Es war ein so starkes, rücksichtsloses Klingeln, dass die hohe Soldatengestalt des Direktors unwillig von dem regenüberfluteten Fenster, wo er bereits auf seinen Besuch gewartet hatte, zurückfuhr, um sich erst ärgerlich über die verdüsterte Stirn zu streichen: „Wie formlos dieser Zeisig sich wieder anmeldet,“ dachte der Schulherrscher dabei verstimmt. „Wo bleibt da die so nötige Disziplin? Verdirbt mir wahrhaftig das ganze Kollegium. Na, diesmal fasse ich ihn aber fester. Ah, guten Abend, lieber Herr Kollege.“

„Guten Abend, Herr Direktor,“ wünschte der im zottigen Überzieher eintretende Zeisig, während er seinen durchnässten Schlapphut fest unter den Arm presste. „Sie haben mich zu sprechen gewünscht.“

„Jawohl,“ versetzte der Direktor höflich, wobei er den breiten Kopf mit den soldatisch gescheitelten Haaren neigte, an die sich ohne Übergang ein kurzer, blonder Hauptmannsbart anschloss, „vielleicht aber legen Sie vorher ab, lieber Kollege.“

Es lag bereits eine ganz leise Zurechtweisung in diesen Worten, jedoch der Löwe der Prima überhörte dergleichen.

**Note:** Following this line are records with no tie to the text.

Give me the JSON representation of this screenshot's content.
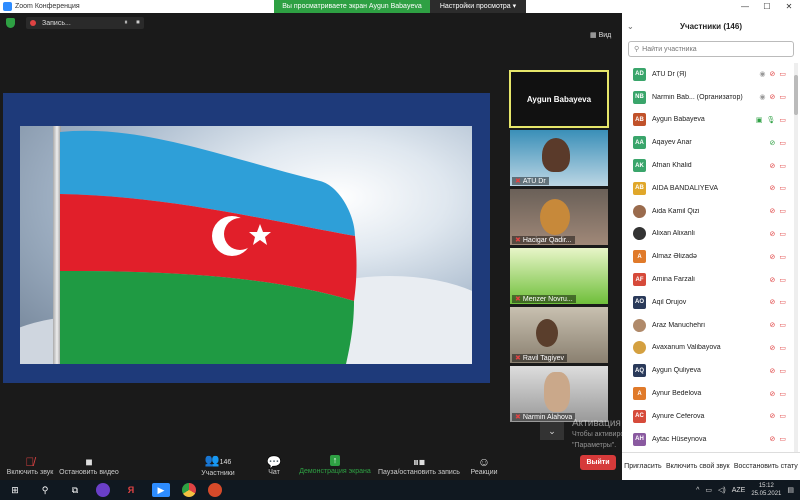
{
  "window": {
    "title": "Zoom Конференция"
  },
  "topbar": {
    "recording_label": "Запись...",
    "pause_icon": "⏸",
    "stop_icon": "⏹",
    "share_banner": "Вы просматриваете экран Aygun Babayeva",
    "view_options": "Настройки просмотра",
    "view_label": "Вид"
  },
  "video": {
    "self_view_name": "Aygun Babayeva",
    "tiles": [
      {
        "name": "ATU Dr"
      },
      {
        "name": "Hacigar Qadir..."
      },
      {
        "name": "Menzer Novru..."
      },
      {
        "name": "Ravil Tagiyev"
      },
      {
        "name": "Narmin Alahova"
      }
    ]
  },
  "watermark": {
    "line1": "Активация Windows",
    "line2": "Чтобы активировать Windows, перейдите в раздел",
    "line3": "\"Параметры\"."
  },
  "controls": {
    "mute": "Включить звук",
    "video": "Остановить видео",
    "participants": "Участники",
    "participants_count": "146",
    "chat": "Чат",
    "share": "Демонстрация экрана",
    "pause_share": "Пауза/остановить запись",
    "reactions": "Реакции",
    "leave": "Выйти"
  },
  "panel": {
    "title": "Участники (146)",
    "search_placeholder": "Найти участника",
    "participants": [
      {
        "initials": "AD",
        "name": "ATU Dr (Я)",
        "color": "#3aa56b",
        "photo": false
      },
      {
        "initials": "NB",
        "name": "Narmin Bab... (Организатор)",
        "color": "#3aa56b",
        "photo": false
      },
      {
        "initials": "AB",
        "name": "Aygun Babayeva",
        "color": "#c1522a",
        "photo": false
      },
      {
        "initials": "AA",
        "name": "Aqayev Anar",
        "color": "#3aa56b",
        "photo": false
      },
      {
        "initials": "AK",
        "name": "Afnan Khalid",
        "color": "#3aa56b",
        "photo": false
      },
      {
        "initials": "AB",
        "name": "AIDA BANDALIYEVA",
        "color": "#e0a72a",
        "photo": false
      },
      {
        "initials": "",
        "name": "Aida Kamil Qizi",
        "color": "#9a6b4d",
        "photo": true
      },
      {
        "initials": "",
        "name": "Alixan Alixanli",
        "color": "#333333",
        "photo": true
      },
      {
        "initials": "A",
        "name": "Almaz Əlizadə",
        "color": "#e07a2a",
        "photo": false
      },
      {
        "initials": "AF",
        "name": "Amina Farzali",
        "color": "#d64a3a",
        "photo": false
      },
      {
        "initials": "AO",
        "name": "Aqil Orujov",
        "color": "#2a3a5a",
        "photo": false
      },
      {
        "initials": "",
        "name": "Araz Manuchehri",
        "color": "#b08a6a",
        "photo": true
      },
      {
        "initials": "",
        "name": "Avaxanum Valibayova",
        "color": "#d4a040",
        "photo": true
      },
      {
        "initials": "AQ",
        "name": "Aygun Quliyeva",
        "color": "#2a3a5a",
        "photo": false
      },
      {
        "initials": "A",
        "name": "Aynur Bedelova",
        "color": "#e07a2a",
        "photo": false
      },
      {
        "initials": "AC",
        "name": "Aynure Ceferova",
        "color": "#d64a3a",
        "photo": false
      },
      {
        "initials": "AH",
        "name": "Aytac Hüseynova",
        "color": "#8a5aa0",
        "photo": false
      }
    ],
    "footer": {
      "invite": "Пригласить",
      "unmute_self": "Включить свой звук",
      "restore": "Восстановить стату"
    }
  },
  "taskbar": {
    "language": "AZE",
    "time": "15:12",
    "date": "25.05.2021"
  }
}
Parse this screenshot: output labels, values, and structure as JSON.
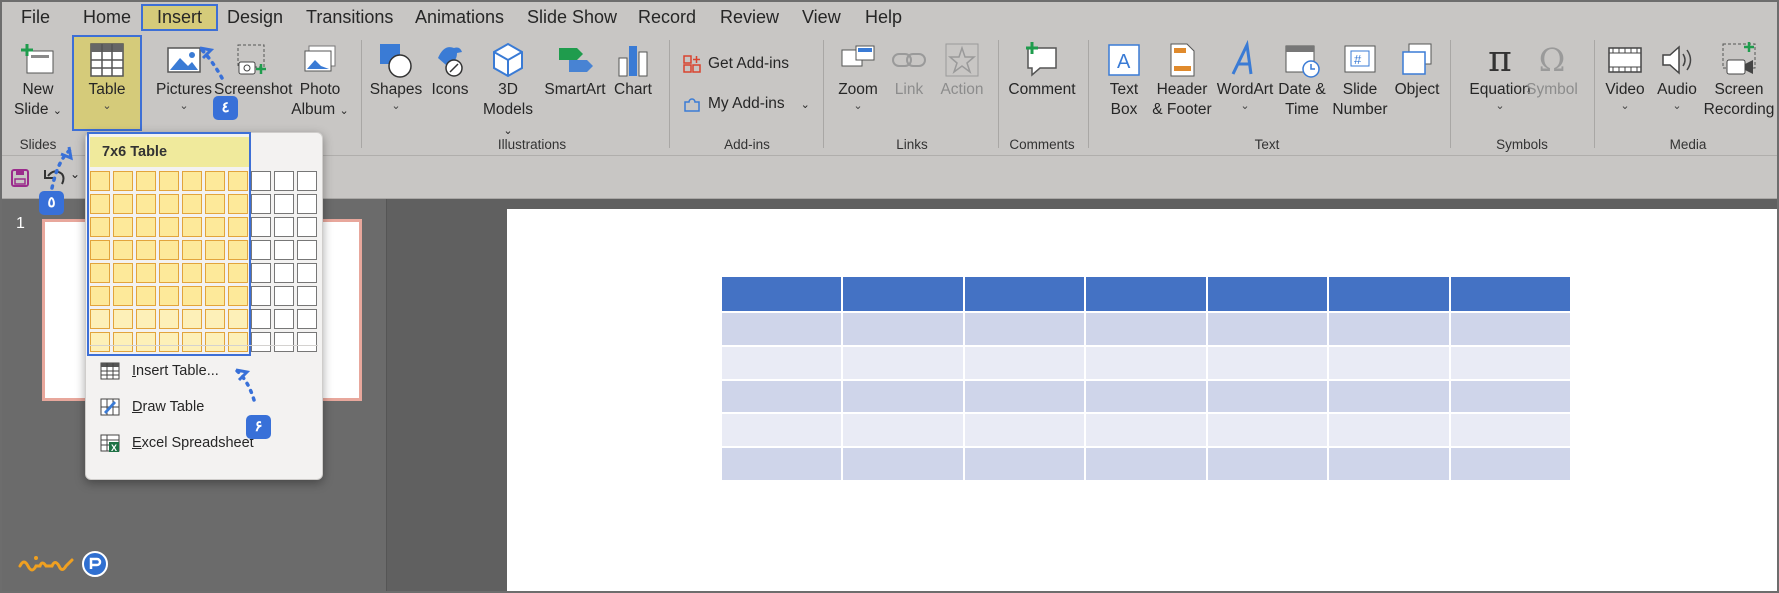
{
  "menu": {
    "tabs": [
      "File",
      "Home",
      "Insert",
      "Design",
      "Transitions",
      "Animations",
      "Slide Show",
      "Record",
      "Review",
      "View",
      "Help"
    ],
    "active": "Insert"
  },
  "ribbon": {
    "new_slide": [
      "New",
      "Slide"
    ],
    "table": "Table",
    "pictures": "Pictures",
    "screenshot": "Screenshot",
    "photo_album": [
      "Photo",
      "Album"
    ],
    "shapes": "Shapes",
    "icons": "Icons",
    "models_3d": [
      "3D",
      "Models"
    ],
    "smartart": "SmartArt",
    "chart": "Chart",
    "get_addins": "Get Add-ins",
    "my_addins": "My Add-ins",
    "zoom": "Zoom",
    "link": "Link",
    "action": "Action",
    "comment": "Comment",
    "text_box": [
      "Text",
      "Box"
    ],
    "header_footer": [
      "Header",
      "& Footer"
    ],
    "wordart": "WordArt",
    "date_time": [
      "Date &",
      "Time"
    ],
    "slide_number": [
      "Slide",
      "Number"
    ],
    "object": "Object",
    "equation": "Equation",
    "symbol": "Symbol",
    "video": "Video",
    "audio": "Audio",
    "screen_recording": [
      "Screen",
      "Recording"
    ],
    "groups": {
      "slides": "Slides",
      "illustrations": "Illustrations",
      "addins": "Add-ins",
      "links": "Links",
      "comments": "Comments",
      "text": "Text",
      "symbols": "Symbols",
      "media": "Media"
    }
  },
  "thumbnail": {
    "number": "1"
  },
  "dropdown": {
    "title": "7x6 Table",
    "grid_cols": 10,
    "grid_rows": 8,
    "selected_cols": 7,
    "selected_rows": 6,
    "items": [
      {
        "label": "Insert Table...",
        "underline": "I",
        "rest": "nsert Table..."
      },
      {
        "label": "Draw Table",
        "underline": "D",
        "rest": "raw Table"
      },
      {
        "label": "Excel Spreadsheet",
        "underline": "E",
        "rest": "xcel Spreadsheet"
      }
    ]
  },
  "slide_table": {
    "cols": 7,
    "rows": 6,
    "header_color": "#4472c4",
    "row_color_a": "#cfd5ea",
    "row_color_b": "#e9ebf5"
  },
  "annotations": {
    "step4": "٤",
    "step5": "٥",
    "step6": "۶"
  },
  "colors": {
    "accent": "#3d6fd6",
    "ribbon_bg": "#c8c6c4",
    "active_tab": "#d5cb7a"
  }
}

„Nicht nötig,“ warf er hin und vollführte eine ungeduldige Bewegung. Gleich darauf aber schleuderte er seinen Überzieher auf den nächsten Stuhl, alles mit den Geberden eines Mannes, der dergleichen Förmlichkeiten unmittelbar vor ernsten Dingen für sehr überflüssig hält.

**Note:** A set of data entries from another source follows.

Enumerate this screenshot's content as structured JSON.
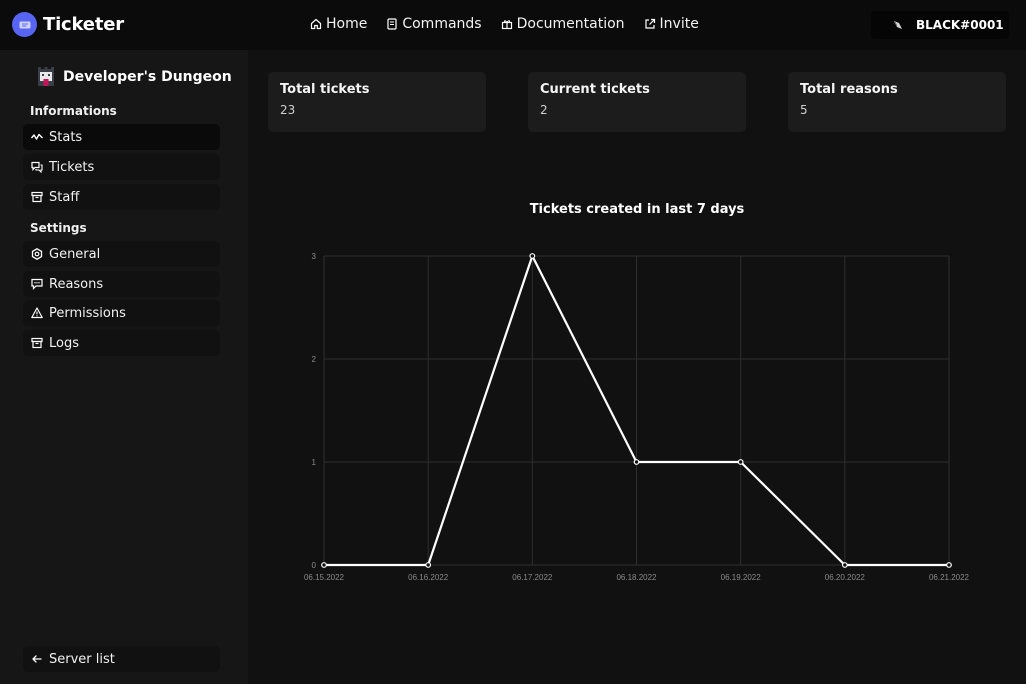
{
  "header": {
    "brand": "Ticketer",
    "nav": [
      {
        "label": "Home",
        "icon": "home-icon"
      },
      {
        "label": "Commands",
        "icon": "book-icon"
      },
      {
        "label": "Documentation",
        "icon": "gift-icon"
      },
      {
        "label": "Invite",
        "icon": "external-link-icon"
      }
    ],
    "user": "BLACK#0001"
  },
  "sidebar": {
    "guild_name": "Developer's Dungeon",
    "sections": [
      {
        "title": "Informations",
        "items": [
          {
            "label": "Stats",
            "icon": "activity-icon",
            "active": true
          },
          {
            "label": "Tickets",
            "icon": "chat-icon"
          },
          {
            "label": "Staff",
            "icon": "archive-icon"
          }
        ]
      },
      {
        "title": "Settings",
        "items": [
          {
            "label": "General",
            "icon": "gear-icon"
          },
          {
            "label": "Reasons",
            "icon": "message-icon"
          },
          {
            "label": "Permissions",
            "icon": "warning-icon"
          },
          {
            "label": "Logs",
            "icon": "archive-icon"
          }
        ]
      }
    ],
    "server_list": "Server list"
  },
  "stats": [
    {
      "title": "Total tickets",
      "value": "23"
    },
    {
      "title": "Current tickets",
      "value": "2"
    },
    {
      "title": "Total reasons",
      "value": "5"
    }
  ],
  "colors": {
    "background": "#111111",
    "sidebar": "#161616",
    "card": "#1c1c1c",
    "accent": "#5865f2",
    "line": "#ffffff"
  },
  "chart_data": {
    "type": "line",
    "title": "Tickets created in last 7 days",
    "categories": [
      "06.15.2022",
      "06.16.2022",
      "06.17.2022",
      "06.18.2022",
      "06.19.2022",
      "06.20.2022",
      "06.21.2022"
    ],
    "series": [
      {
        "values": [
          0,
          0,
          3,
          1,
          1,
          0,
          0
        ]
      }
    ],
    "yticks": [
      "0",
      "1",
      "2",
      "3"
    ],
    "ylim": [
      0,
      3
    ],
    "xlabel": "",
    "ylabel": "",
    "grid": true
  }
}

Dann liess er sich, ohne eine Einladung abzuwarten, in den nächsten Armstuhl nieder, stiess ein paar einleitende „Hums“ hervor und begann wieder nervös:

„Darf ich vielleicht fragen — —?“

„Eine Zigarre gefällig?“ unterbrach der an seinem Schreibtisch verharrende Direktor sehr deutlich, denn er hielt es mit Recht für unpassend, dass der Untergebene die Führung des Gesprächs so unbedingt an sich riss. „Eine Zigarre gefällig, lieber Kollege?“

„Nein — ja, — das heisst, wenn ich bitten darf.“

„Gewiss, bitte bedienen Sie sich — hier ist Feuer.“

Mit ein paar mächtigen Stössen paffte Zeisig ungeheure Dampfwolken von sich aus, ohne zu ahnen, wie sehr sich der Schulmonarch über diese Kraftentwicklung wieder zu kränken begann, und behielt bei alledem noch Zeit, durch die blauen Dünste hindurch den Eindruck des korrekten, weiten Studierzimmers mit seinen hohen Bücherregalen, den zwei Kaiserbildern und den an der Wand gekreuzten Offiziersdegen in sich aufzunehmen.

„Hum.“

Inzwischen hatte der Direktor gleichfalls eine Zigarre entzündet und sich seinem Besuch gegenüber bequem in den Arbeitssessel vor dem grossen Schreibtisch niedergelassen.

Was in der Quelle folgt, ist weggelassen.